Written by Leslie Lube
I’ve been doing some traveling on my own to try to get acquainted with my surroundings and satisfy some of my curiosity about the United Kingdom before my study abroad program at Bangor University in Wales begins next week During the last couple of weeks I’ve explored only a small part of England and Wales, but I’ve been very fortunate to have spent time in three very unique locations.
I began my trip in Bangor, Wales, which is one of the smallest cities in the U.K. It’s a beautiful little town on the coast of the Irish Sea that has achieved an interesting blend of history and modernity. I also spent time in Oxford, England, a medium-sized city heavily influenced by its famous university. Right now I’m in London, not only the largest city in the U.K. but also one of the largest in the world.
Visiting cities of different sizes and populations has given me a glimpse of how varied the country is – even though it seems so small when compared with the U.S. More importantly, however, I have noticed a lot of similarities that seem to represent trends spreading throughout the nation.

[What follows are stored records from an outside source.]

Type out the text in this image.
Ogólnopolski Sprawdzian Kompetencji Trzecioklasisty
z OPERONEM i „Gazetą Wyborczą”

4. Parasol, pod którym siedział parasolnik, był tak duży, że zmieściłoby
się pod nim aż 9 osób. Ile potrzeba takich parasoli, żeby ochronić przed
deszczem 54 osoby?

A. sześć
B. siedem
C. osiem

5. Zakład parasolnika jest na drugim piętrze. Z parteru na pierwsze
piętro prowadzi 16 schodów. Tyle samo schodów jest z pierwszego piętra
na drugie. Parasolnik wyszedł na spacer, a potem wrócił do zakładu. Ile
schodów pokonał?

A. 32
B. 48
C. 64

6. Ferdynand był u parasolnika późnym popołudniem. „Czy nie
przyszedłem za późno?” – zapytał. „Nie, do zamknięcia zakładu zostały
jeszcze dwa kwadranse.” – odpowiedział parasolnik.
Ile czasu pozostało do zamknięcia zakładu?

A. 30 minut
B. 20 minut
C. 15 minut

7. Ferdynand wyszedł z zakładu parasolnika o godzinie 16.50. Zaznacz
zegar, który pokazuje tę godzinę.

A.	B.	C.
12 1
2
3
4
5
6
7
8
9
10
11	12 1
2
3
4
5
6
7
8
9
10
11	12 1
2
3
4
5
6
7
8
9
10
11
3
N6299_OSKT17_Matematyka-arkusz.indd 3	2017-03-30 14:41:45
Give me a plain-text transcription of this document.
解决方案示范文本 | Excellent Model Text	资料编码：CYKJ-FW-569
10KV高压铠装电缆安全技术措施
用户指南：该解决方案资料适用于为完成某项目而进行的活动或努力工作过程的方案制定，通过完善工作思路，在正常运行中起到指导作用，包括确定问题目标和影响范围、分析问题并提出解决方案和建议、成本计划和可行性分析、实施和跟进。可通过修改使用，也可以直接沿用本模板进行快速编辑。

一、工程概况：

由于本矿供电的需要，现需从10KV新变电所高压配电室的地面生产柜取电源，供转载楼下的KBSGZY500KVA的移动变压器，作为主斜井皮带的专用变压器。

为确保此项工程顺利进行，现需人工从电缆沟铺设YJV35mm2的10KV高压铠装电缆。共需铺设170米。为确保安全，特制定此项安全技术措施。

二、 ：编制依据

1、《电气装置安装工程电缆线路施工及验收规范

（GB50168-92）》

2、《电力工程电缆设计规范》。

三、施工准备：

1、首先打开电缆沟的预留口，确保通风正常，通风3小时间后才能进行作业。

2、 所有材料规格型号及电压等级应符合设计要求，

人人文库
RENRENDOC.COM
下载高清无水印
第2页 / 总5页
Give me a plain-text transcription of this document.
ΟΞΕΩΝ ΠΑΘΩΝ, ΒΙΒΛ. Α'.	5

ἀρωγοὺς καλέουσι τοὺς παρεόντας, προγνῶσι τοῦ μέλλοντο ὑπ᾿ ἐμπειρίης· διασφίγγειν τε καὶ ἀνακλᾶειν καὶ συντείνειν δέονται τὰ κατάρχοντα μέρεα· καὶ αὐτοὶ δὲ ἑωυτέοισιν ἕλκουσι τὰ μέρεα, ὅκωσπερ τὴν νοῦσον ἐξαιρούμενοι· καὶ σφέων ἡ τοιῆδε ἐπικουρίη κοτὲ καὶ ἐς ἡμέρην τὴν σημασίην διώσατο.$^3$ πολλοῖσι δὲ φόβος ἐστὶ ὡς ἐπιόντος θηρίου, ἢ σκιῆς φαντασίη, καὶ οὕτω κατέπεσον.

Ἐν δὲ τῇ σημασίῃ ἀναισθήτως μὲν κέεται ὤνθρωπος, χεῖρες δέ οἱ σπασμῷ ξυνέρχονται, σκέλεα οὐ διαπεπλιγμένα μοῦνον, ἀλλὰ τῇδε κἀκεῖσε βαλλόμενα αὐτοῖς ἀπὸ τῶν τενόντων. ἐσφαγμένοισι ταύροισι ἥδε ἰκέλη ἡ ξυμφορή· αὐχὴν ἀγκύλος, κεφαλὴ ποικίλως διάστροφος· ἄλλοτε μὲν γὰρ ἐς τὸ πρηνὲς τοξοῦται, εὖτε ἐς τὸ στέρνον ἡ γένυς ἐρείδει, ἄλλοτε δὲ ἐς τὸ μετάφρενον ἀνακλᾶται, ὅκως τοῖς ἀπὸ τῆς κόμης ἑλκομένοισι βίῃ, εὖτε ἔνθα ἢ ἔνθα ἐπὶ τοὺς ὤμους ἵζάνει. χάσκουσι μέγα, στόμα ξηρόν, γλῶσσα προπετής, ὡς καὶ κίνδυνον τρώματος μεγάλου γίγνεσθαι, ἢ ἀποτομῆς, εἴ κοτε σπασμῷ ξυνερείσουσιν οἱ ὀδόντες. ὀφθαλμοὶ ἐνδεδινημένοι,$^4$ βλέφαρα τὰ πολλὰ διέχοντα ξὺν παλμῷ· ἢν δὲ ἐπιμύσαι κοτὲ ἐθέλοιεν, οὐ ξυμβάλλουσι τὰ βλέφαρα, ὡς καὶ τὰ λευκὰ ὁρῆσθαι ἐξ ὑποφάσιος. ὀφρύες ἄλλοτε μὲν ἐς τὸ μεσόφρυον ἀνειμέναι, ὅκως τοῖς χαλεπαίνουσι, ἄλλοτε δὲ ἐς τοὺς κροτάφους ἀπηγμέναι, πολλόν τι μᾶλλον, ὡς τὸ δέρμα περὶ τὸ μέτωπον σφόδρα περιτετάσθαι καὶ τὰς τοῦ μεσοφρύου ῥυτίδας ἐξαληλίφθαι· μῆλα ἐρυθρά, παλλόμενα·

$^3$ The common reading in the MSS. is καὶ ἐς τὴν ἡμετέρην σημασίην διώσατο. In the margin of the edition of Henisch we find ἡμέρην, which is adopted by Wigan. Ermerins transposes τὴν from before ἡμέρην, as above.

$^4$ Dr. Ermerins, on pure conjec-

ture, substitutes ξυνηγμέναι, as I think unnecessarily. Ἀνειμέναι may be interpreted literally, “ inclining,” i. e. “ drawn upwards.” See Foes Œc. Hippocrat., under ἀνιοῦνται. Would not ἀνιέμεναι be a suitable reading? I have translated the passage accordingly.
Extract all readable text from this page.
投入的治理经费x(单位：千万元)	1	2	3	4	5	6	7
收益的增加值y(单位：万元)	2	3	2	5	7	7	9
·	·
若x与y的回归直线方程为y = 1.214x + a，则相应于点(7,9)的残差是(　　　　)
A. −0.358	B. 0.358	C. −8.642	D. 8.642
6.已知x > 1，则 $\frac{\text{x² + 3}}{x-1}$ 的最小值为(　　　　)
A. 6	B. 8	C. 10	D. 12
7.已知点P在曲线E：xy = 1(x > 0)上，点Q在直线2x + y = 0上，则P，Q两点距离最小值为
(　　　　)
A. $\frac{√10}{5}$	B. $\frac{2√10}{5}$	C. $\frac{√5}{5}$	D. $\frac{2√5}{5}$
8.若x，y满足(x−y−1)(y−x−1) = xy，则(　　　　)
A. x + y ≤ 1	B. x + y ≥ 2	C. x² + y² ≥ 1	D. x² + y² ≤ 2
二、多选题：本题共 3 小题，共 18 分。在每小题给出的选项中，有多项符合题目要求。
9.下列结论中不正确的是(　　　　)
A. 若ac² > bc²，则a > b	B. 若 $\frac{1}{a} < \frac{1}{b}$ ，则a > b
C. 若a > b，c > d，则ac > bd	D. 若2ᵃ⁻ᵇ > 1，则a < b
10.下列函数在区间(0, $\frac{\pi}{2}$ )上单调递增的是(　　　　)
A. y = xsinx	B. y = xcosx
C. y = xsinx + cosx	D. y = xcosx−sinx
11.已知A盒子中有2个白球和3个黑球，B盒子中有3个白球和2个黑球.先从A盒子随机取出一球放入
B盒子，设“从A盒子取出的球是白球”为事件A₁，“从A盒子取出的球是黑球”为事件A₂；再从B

Many of these similarities relate to the idea of “going green,” which has become such a popular topic of discussion recently both here and in the U.S. What has impressed me here is that the idea is not limited to mere discussion but is being noticeably incorporated into everyday life.
This is probably most evident in the amount of public transportation available here, and the fact that people actually take advantage of it. Each of the cities I have visited has an extensive bus system, and each has been connected to national rail lines. These modes of transportion provide convenient and efficient service for thousands of people each day. I’ve seen people on their way to work, students on holiday and families out shopping all using buses, trains and the London Underground.
What’s interesting is that even with the large number of people who already use public transportation there are constant reminders of the importance of conserving fuel and reducing pollution. The people who do own cars are discouraged from using them by congestion charges for driving in busy parts of the city and the expense of fuel in comparison with a bus pass or a train ticket. People are encouraged to share taxis during the busiest times of day to cut cost and air pollution. Also, so many of the cars that I have seen are much smaller and more fuel-efficient than the vehicles in the U.S.
I find it interesting that while the American approach to “going green” involves a lot of research into alternative fuel and higher gas mileage, the big push here is for reducing total vehicle usage. U.K. travel companies are even advertising green vacations and showing individuals how to reduce their carbon footprints while traveling.
Another aspect of the green campaign here is the use of locally grown and organic foods. Restaurants and pubs offer specials featuring fresh ingredients from local growers, and some of the food sold at supermarkets is even labeled with the name of the farmer who grew it. Much of the food that is not produced locally is fair trade merchandise. Almost every coffee shop and tea room that I’ve passed advertises fair trade fare from the drinks themselves to the candy sold at the registers.
This brings me to the fact that I’m very impressed by the ways that charitable institutions and nonprofit organizations are supported here. A lot of pubs have jars located on the counter so that instead of tipping the staff, a person can donate to a cause. All of the cities that I’ve visited have Oxfam, Red Cross or similar stores where people can shop to support philanthropic work. There are also bins located on many streets where people can donate clothing. These are usually located next to recycling centers that accept a surprisingly high and varied amount of items. One sandwich shop I visited claims that 96 percent of the waste it generates can be recycled, and signs ask customers to sort their trash when they return their trays.
So far I’ve enjoyed the ancient buildings and important landmarks that I’ve seen here, but what has impressed me more during my brief time here is the commitment to improvement that I have witnessed. These cities are proud of their history, but they are not afraid to move forward and improve the future.
The poor, filthy streets of a Dickensian novel are nowhere to be seen. The streets of even a city the size of London are surprisingly clean, and a growing number of people seem ready to do their part to help each other and make their nation a better place. I see a definite difference in the level of commitment to change here and in the U.S. We’re good about bringing up the topic of “being green,” but we have a lot of catching up to do to reach the level of progress I’ve seen here.